Soybean futures are called 1 to 2 cents higher. Overnight trade was 3/4 to 1 1/2 cents higher. Technical buying is expected on the open. USDA estimates on Thursday were slightly supportive when compared with pre-report expectations, although fundamentals remain generally bearish. Production and ending stocks this crop year are expected to be record large. Weekly export sales to be released this morning are expected to be in the 26-33 million bushel range.

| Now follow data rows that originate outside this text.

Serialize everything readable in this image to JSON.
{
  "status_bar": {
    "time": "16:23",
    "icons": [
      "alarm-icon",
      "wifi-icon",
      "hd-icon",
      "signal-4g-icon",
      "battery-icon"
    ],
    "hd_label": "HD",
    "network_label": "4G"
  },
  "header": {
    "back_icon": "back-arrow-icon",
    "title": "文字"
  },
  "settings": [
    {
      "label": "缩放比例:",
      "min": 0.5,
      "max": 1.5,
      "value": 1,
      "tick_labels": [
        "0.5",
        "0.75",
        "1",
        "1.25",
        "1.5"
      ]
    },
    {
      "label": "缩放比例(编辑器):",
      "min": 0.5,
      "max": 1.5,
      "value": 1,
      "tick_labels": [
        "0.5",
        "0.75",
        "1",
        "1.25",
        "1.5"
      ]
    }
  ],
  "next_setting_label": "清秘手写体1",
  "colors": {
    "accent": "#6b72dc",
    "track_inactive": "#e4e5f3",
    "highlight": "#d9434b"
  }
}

Wheat futures are called 2 to 3 cents higher. Overnight CBOT trade was 3/4 to 4 1/2 cents higher and the KCBT was 1 to 3 1/4 cents higher. The market is expected to be in consolidation mode this morning following recent volatility. USDA raised their export estimate to 925 million bushels for the current market year due to tightening global stocks. The market will be watching for export commitments to pick up from the disappointing pace so far this marketing year. Weekly export sales are expected to be in a range from 11-31 million bushels.

Cattle futures are called steady to mixed. Active cash trade this week at $88-$88.50 along with firming boxed beef prices have provided the futures market some support. Packers have announced plans to reduce slaughter, which could keep the cash market on the defensive next week. However, tightening supplies of market ready cattle should limit any losses.

Lean hog futures are called higher. Spillover buying and the December contract's discount to the CME lean hog index should be supportive as the October contract expires at noon today. Cash markets are called mostly steady as a few plants are still in need of hogs for Saturday's slaughter.